Ida plutôt que la mine : des citoyennes et citoyens turcs se mobilisent contre une mine d’or canadienne

30 août 2019

Dans la mythologie grecque, on dit que les dieux ont observé le déroulement de la guerre de Troie du sommet du mont Ida, dans le nord-ouest de la Turquie. Cette montagne fait encore parler d’elle aujourd’hui puisque c’est à cet endroit que se déroule une lutte entre une compagnie minière canadienne et une communauté qui essaie de préserver ses forêts et ses montagnes.

Le Centre pour la justice spatiale (aussi appelé Beyond Istanbul), un partenaire de Développement et Paix — Caritas Canada, travaille avec les gens de Kirazli, dans la province turque de Çanakkale, préoccupés par les impacts sur la santé et sur l’environnement d’une mine d’or – étendue sur plus de 600 hectares - financée par la compagnie canadienne Alamos Gold.

« Dès que cette histoire a été publiée dans les médias, trois personnes de notre équipe (deux monteurs vidéo et un de nos membres fondateurs) se sont rendues sur les lieux. À ce moment, il n’y avait qu’une douzaine de militants locaux qui protestaient sur le site. Ils avaient organisé une vigile. Nous avons documenté l’impact de l’activité minière et les demandes de ces militants. Nous avons aussi tourné des images avec un drone, ce qui a attiré l’attention d’autres agences de presse, dont Reuters », explique Yaşar Adnan Adanalı, le directeur de Beyond Istanbul.

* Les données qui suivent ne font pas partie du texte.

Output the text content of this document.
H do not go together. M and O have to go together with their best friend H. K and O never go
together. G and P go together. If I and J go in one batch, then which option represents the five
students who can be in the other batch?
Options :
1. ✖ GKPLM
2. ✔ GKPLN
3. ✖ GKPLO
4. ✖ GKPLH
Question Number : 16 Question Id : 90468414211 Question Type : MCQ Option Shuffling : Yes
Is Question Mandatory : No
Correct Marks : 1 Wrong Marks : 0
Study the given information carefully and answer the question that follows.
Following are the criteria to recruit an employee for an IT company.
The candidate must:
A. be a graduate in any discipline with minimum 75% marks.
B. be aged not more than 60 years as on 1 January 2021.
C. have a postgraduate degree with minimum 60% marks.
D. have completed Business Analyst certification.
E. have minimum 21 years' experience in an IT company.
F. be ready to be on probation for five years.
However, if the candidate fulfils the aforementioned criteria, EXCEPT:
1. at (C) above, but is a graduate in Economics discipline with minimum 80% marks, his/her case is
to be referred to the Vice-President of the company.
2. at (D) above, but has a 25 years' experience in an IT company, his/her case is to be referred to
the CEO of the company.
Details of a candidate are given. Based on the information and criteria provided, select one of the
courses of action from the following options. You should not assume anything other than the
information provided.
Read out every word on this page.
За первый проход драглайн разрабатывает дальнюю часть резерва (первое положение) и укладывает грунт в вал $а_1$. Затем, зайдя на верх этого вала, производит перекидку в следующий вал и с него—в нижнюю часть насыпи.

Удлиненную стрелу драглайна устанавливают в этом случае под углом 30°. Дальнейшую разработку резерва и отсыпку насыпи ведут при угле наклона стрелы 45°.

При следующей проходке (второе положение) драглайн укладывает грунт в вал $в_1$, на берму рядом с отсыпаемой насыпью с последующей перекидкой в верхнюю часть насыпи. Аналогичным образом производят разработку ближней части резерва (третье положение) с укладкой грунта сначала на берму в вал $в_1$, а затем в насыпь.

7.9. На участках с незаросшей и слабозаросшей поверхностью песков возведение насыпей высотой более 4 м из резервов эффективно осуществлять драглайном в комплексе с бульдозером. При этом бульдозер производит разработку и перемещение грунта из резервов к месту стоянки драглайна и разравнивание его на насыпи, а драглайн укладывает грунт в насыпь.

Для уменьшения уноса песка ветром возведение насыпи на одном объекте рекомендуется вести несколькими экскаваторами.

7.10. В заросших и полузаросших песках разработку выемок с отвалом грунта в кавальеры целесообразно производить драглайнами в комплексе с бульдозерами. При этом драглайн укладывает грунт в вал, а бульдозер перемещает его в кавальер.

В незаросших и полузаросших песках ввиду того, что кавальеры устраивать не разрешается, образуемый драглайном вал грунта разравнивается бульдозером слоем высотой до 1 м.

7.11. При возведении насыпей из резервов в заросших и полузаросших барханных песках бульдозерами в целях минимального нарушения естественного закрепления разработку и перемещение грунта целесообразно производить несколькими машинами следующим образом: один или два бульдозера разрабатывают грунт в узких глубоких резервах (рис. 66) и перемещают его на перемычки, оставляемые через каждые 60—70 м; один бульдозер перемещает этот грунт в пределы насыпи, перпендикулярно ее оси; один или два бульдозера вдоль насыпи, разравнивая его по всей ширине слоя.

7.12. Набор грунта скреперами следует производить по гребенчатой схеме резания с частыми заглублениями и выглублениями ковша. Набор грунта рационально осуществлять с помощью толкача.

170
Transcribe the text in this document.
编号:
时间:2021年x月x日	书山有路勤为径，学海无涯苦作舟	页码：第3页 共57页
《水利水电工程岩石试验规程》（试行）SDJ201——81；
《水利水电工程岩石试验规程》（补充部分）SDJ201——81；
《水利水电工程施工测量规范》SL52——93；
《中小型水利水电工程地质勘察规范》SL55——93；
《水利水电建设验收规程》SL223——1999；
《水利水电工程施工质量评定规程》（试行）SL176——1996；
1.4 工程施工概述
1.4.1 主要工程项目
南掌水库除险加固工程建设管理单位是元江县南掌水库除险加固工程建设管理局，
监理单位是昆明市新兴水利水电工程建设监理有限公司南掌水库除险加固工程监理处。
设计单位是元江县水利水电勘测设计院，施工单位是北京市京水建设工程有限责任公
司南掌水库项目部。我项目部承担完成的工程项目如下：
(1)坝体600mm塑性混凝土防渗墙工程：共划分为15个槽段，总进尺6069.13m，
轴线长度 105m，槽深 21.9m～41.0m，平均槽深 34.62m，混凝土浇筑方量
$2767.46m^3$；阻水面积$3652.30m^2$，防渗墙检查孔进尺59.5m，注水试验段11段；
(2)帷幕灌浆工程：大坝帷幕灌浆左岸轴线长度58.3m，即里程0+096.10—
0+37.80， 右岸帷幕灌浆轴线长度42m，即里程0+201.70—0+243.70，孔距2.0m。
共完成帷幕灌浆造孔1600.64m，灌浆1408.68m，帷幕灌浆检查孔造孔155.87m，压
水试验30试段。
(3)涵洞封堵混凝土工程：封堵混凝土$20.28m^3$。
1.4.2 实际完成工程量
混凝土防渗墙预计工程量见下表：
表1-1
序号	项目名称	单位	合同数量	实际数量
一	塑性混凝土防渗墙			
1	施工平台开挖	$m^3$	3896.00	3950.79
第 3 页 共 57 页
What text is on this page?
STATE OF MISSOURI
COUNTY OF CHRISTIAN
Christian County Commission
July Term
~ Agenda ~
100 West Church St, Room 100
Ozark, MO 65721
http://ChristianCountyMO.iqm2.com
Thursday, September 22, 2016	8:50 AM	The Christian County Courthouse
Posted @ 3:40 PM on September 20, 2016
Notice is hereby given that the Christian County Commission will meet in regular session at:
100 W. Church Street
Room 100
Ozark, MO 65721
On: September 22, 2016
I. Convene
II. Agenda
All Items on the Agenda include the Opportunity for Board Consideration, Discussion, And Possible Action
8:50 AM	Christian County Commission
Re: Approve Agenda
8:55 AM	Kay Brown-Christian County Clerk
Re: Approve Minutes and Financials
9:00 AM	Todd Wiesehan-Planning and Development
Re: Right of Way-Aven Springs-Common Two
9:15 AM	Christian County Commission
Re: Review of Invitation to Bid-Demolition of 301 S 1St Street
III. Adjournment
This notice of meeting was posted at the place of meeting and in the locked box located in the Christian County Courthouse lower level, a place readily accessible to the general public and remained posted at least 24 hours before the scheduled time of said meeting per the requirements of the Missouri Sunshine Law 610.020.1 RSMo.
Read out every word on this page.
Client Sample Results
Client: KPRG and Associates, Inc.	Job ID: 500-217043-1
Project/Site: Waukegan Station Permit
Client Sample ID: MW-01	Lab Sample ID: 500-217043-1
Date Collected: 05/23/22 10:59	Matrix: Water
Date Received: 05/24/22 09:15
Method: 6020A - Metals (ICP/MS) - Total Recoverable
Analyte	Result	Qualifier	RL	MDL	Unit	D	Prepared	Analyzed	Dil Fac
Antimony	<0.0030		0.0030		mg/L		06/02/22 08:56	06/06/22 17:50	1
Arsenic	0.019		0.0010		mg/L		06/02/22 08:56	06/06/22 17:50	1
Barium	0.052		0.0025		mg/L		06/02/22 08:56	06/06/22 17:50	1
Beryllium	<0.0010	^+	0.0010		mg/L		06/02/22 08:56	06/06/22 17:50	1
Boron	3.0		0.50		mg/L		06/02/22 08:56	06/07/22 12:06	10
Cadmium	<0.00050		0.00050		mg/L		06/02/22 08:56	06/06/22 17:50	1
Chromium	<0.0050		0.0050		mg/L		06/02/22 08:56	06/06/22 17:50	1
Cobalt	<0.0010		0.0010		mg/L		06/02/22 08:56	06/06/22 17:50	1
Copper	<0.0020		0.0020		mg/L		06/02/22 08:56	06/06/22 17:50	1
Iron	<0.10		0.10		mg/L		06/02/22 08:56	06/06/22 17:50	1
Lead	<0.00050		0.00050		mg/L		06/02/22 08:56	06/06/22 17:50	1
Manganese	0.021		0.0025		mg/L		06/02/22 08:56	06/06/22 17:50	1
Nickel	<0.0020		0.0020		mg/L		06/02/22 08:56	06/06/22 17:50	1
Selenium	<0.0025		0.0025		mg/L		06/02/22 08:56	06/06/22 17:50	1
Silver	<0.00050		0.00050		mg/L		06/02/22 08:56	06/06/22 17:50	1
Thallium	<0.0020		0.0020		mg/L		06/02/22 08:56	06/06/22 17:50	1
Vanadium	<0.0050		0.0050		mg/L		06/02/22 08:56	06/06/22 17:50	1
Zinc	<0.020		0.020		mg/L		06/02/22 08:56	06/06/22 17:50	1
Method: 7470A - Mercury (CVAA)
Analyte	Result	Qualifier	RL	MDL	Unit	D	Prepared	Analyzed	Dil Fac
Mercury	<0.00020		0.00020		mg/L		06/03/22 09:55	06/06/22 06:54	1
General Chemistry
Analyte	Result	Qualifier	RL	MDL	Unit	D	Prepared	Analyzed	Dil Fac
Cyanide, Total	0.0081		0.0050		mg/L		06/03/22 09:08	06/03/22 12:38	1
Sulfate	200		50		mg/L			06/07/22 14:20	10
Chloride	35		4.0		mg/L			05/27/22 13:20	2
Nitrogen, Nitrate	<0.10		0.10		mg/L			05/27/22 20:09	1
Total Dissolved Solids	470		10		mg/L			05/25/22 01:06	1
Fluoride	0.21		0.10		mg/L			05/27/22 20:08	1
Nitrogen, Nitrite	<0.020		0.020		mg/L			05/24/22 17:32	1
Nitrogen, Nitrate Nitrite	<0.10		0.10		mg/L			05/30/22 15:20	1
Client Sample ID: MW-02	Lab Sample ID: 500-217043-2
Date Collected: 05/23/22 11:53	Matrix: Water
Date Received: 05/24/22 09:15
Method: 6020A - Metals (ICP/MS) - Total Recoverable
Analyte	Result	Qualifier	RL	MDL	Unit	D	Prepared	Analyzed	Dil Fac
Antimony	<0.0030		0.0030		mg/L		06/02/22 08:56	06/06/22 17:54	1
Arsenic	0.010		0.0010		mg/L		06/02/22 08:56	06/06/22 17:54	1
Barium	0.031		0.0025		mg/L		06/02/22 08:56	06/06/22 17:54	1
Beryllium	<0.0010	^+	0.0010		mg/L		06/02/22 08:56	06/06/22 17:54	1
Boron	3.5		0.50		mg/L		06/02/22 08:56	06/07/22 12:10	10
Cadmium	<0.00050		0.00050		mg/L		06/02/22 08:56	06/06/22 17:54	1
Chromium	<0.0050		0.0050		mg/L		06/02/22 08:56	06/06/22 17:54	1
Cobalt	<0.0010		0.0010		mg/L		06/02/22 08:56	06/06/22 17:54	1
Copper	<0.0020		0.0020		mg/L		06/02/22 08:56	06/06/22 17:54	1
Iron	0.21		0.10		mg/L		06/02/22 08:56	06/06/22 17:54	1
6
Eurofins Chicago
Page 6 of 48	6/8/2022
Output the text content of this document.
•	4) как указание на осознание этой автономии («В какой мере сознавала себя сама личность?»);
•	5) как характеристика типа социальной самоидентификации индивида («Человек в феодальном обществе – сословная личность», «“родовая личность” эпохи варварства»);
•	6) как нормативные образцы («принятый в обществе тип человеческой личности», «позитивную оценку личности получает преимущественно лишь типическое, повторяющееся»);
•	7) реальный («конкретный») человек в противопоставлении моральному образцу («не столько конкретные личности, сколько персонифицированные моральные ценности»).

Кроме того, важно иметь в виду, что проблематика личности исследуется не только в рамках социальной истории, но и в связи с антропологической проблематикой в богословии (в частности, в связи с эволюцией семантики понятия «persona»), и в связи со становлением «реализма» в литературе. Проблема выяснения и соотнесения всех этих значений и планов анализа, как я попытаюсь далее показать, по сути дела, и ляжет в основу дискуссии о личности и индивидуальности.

Beyond Istanbul aide les citoyennes et citoyens à reconnaître l’histoire et la valeur de leurs espaces de vie et à faire valoir leurs droits face à des projets de développement qui transforment et affectent négativement leur qualité de vie et leurs paysages. Développement et Paix soutient cette organisation pour son projet de Marches pour la justice environnementale et pour la production de reportages sur la justice spatiale.

Les images de drone prises par Beyond Istanbul ont révélé que le projet avait abattu beaucoup plus d’arbres que les 46 000 prévus au départ pour ouvrir la mine. Une organisation environnementale a estimé qu’au moins 195 000 arbres avaient été coupés. L’annonce de cette déforestation disproportionnée s’est répandue rapidement sur les médias sociaux, suscitant l’indignation. La colère du public a aussi été alimentée par une autre vidéo, relayée par Beyond Istanbul, où le PDG d’Alamos vantait le grand potentiel de rentabilité de cette mine en raison des faibles coûts d’investissements.

« Nous avons traduit cette vidéo en turc et l’avons partagée sur les médias sociaux. Cette vidéo a lancé le débat sur cette compagnie canadienne exploitant la nature en Turquie, sans considération pour les impacts sociaux et environnementaux. Cela est devenu un enjeu national, non seulement sur les réseaux sociaux, mais aussi pour les grandes agences de presse », ajoute Adanali.

Cela a galvanisé le soutien populaire, et des milliers de personnes sont venues de partout en Turquie pour se joindre aux protestations. Lors d’une manifestation pacifique, 5 000 personnes se sont rendues sur le site minier avec des pancartes portant des messages du genre : « Nous pouvons vivre sans or, mais nous ne pouvons pas vivre sans le mont Ida ».

« Notre combat s’appuie sur notre droit constitutionnel à vivre dans un environnement sain. Nous nous battons contre l’empoisonnement du bassin qui alimente la seule source d’eau potable à Çanakkale, le réservoir Atik Hisar. Nous nous battons pour stopper la pollution de l’air, du sol, de l’eau, etc. », déclare Rebiye Ünüvar, député maire de Çanakkale.

Cette histoire, qui a attiré l’attention des médias internationaux, soulève encore des questions sur les agissements des compagnies minières canadiennes à l’étranger. Depuis plus de 10 ans, Développement et Paix demande au gouvernement canadien de nommer un ombudsman ayant le pouvoir d’enquêter sur les plaintes émanant des communautés, afin de restaurer la réputation du Canada comme leader sur la question des droits humains. Mais le gouvernement tarde à mettre en place un bureau avec tous les pouvoirs nécessaires pour mener des enquêtes indépendantes et efficaces.

Développement et Paix continue d’agir en solidarité avec les communautés, comme celle de Kirazli, qui défendent leurs droits face à des grands projets de développement. « Grâce au soutien de Développement et Paix, nous avons pu prendre contact avec diverses organisations de la base et des organisations environnementales, travailler avec des monteurs vidéo, disposer d’un budget pour le transport et acheter l’équipement nécessaire. Nous avons pu répondre rapidement à cette situation, envoyer une équipe dès le début sur le terrain, et créer un impact social dans tout le pays », conclut Adanali.